Evie, 21, has known Olivia all her life because their fathers sailed together on 16ft skiffs. “I started sailing at age seven in a Sabot at Drummoyne Sailing Club,” Evie said. “My Dad loves sailing, so he shared the passion with me.”

In 2018, aged just 14, Evie competed at the Youth Olympics in Buenos Aires and later in the year finished second in the under-16 category at the World Championships, placing 16th overall in world rankings.

The following year she was second in the female division of the 2019 Australian Youth Nationals, crewing in the 29er class. By 2020, Evie was selected as one of four Australian women under 21 to compete in the SailGP Inspire program.

During the COVID-19 pandemic, Evie realised she needed a mentor to help her realise her dream of competing at an Olympics and Olivia – 11 years her senior – was the obvious candidate.

“I always knew that I wanted to go to the Olympic Games, but during Covid my Dad said to me, ‘If you're serious about this you should ask Olivia’,” Evie recalled. “So, I approached Olivia and asked her to be my mentor, saying: ‘I want to go to the Olympic Games – and I want to win.’

“Olivia was retired at this point, and she said, ‘Well, I'll have to see you sailing’, so we got on the boat, and I think we knew what we had was very rare in terms of being able to communicate the way we did.

“Two days later I got a call from Olivia asking, ‘Do you want to go to the Olympic Games, and do you want to get a medal?’”

Both sailors realised during that one session that there was something special about their combination and by the time they had pulled their craft out of the water their Paris campaign was under way.

Their intuitive relationship – and a strong adherence to a code they call ‘The System’ – are key to the incredible understanding the pair have forged since teaming up in early 2022.
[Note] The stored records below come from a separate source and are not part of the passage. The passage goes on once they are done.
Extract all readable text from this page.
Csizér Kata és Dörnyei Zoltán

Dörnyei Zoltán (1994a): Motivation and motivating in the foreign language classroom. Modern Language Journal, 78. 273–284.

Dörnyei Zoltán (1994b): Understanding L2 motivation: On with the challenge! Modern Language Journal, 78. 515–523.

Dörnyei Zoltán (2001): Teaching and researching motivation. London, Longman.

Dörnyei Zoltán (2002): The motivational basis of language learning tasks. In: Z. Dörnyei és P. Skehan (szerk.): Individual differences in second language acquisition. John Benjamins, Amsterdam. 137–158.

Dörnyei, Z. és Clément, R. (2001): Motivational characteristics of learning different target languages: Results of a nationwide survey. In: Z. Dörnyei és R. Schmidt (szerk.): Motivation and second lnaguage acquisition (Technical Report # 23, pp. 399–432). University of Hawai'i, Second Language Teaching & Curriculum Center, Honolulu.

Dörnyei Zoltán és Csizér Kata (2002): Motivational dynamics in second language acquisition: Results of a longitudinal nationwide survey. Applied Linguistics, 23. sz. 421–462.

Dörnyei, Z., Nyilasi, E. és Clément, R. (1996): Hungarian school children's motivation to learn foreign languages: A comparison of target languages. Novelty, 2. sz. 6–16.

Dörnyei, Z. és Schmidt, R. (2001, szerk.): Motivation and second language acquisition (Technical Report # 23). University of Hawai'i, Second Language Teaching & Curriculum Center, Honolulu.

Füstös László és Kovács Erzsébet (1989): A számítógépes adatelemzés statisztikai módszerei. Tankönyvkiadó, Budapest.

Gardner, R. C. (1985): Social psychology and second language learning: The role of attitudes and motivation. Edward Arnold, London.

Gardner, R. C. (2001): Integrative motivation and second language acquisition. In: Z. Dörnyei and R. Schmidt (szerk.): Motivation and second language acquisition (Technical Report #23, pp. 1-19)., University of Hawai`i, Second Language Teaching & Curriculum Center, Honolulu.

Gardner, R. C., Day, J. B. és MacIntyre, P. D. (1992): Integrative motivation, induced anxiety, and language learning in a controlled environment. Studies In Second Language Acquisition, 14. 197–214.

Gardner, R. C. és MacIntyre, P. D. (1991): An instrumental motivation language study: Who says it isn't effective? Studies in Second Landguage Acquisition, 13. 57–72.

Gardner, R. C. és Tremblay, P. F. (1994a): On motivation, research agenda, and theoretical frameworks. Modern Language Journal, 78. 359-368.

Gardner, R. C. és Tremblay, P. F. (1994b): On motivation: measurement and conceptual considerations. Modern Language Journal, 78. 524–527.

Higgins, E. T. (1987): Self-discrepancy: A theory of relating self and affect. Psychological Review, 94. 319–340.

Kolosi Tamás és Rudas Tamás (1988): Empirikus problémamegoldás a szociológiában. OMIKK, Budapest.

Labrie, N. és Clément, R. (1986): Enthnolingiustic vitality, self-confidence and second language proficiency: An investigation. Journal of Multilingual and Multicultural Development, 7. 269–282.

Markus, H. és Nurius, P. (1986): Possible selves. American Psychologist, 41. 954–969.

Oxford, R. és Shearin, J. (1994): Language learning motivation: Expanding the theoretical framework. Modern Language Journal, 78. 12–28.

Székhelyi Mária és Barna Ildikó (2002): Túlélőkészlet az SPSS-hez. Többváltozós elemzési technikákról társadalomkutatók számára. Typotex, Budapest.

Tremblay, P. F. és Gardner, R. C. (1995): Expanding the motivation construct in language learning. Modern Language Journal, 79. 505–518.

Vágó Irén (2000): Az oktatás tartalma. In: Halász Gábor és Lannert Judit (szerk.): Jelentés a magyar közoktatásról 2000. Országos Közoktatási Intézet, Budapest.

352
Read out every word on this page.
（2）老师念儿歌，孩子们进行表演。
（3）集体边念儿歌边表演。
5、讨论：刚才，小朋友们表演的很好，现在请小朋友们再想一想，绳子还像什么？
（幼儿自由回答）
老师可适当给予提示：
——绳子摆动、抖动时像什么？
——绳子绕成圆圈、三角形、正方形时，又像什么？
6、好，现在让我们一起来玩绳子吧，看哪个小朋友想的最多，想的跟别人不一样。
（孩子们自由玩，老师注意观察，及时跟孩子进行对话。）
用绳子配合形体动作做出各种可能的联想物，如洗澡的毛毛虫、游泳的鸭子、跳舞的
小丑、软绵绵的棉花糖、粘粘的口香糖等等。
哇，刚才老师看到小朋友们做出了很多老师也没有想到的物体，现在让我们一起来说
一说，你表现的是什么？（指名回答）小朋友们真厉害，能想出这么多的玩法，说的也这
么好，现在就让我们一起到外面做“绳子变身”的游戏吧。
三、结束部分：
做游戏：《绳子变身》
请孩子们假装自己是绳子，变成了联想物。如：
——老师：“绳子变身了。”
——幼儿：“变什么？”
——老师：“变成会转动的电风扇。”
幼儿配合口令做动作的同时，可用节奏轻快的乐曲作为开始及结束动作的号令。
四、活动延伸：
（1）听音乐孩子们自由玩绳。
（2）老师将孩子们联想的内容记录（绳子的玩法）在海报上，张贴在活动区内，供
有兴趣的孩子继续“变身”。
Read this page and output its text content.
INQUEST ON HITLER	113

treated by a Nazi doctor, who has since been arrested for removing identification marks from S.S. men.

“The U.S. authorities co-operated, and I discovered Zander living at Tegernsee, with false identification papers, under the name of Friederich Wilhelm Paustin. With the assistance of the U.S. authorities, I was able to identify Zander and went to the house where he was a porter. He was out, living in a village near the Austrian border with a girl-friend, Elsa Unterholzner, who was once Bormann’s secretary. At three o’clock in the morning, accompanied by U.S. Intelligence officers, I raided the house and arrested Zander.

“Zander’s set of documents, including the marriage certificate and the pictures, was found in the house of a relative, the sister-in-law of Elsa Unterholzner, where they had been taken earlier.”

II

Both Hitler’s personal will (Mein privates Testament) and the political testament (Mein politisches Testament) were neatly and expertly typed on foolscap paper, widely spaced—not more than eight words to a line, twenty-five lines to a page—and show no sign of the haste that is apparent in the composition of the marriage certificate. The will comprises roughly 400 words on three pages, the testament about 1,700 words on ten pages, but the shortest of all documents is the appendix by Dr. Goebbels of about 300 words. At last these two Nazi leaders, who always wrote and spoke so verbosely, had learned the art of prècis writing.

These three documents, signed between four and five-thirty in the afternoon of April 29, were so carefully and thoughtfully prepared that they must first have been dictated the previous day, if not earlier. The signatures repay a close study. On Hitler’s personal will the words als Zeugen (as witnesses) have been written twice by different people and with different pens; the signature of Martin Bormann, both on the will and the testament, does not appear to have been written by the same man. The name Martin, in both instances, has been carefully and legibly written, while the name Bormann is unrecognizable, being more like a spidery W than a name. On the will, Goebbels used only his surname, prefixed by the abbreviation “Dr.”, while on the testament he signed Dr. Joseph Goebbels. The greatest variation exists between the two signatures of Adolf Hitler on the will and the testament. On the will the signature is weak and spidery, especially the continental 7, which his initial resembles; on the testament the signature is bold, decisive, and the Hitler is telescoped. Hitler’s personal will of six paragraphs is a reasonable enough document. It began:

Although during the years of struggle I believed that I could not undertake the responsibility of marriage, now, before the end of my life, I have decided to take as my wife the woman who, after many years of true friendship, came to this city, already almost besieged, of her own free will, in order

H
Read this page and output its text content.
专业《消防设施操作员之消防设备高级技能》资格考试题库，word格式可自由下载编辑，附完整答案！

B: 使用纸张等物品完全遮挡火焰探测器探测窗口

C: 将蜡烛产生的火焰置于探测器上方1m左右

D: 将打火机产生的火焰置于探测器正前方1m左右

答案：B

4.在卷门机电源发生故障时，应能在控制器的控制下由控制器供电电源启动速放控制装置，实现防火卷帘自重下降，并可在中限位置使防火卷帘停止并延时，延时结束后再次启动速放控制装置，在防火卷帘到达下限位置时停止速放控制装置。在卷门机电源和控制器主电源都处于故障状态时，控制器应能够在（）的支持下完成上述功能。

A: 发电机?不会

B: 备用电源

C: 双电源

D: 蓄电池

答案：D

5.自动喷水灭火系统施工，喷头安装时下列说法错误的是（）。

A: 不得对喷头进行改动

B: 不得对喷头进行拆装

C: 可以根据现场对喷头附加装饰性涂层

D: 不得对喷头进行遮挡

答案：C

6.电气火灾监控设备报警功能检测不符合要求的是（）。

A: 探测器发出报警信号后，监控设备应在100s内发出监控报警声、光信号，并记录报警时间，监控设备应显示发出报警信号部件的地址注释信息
“The thing that we have in sailing is that there's so many variables, you know, the wind, your boat, the set-up,” Evie said. “We really need to try and control the controllables because there's too many variables to try and control. And so, the first thing to be able to achieve that communication [that’s required] is to be talking to each other on a logical level.

"The training session must be used very effectively and efficiently. And that communication came through a structure Olivia developed at the 2012 London Games that her coach and her team of three called The System.’

“Basically, The System is you know yourself, the boat and your partner and making everything operate. And so, when we're on the water and something happens – or we start talking to each other in an emotional way – we say ‘RECALIBRATE’ to one another. Recalibrate ...

“That’s to say, ‘All right, that's enough’ and [figure out] the next thing that's going to happen in the environment because everything that happens within the environment decides all our other actions and our process loops. And once we establish that system with one another we stay dedicated to that system ... that's when we're working at a high efficiency.”

As well as hours on the water, Evie has spent plenty of time on dry land working on all the other factors that will ensure the pair are at their best in Paris.

“That communication doesn't just happen out on the water,” she said. “There's a lot of hours I spend with the [sport] psychologists, and there's a lot of time that I spend talking to Olivia as a mentor and all different people I've reached out to.

“I'm in such a fantastic position and have such a unique opportunity to be at an Olympic Games possibly two years after stepping on the boat. I don't want to let this go to waste.”

Off the water, Evie is studying for a bachelor of media and communications at Sydney University and is a member of the NSW Institute of Sport Athlete Advisory Group.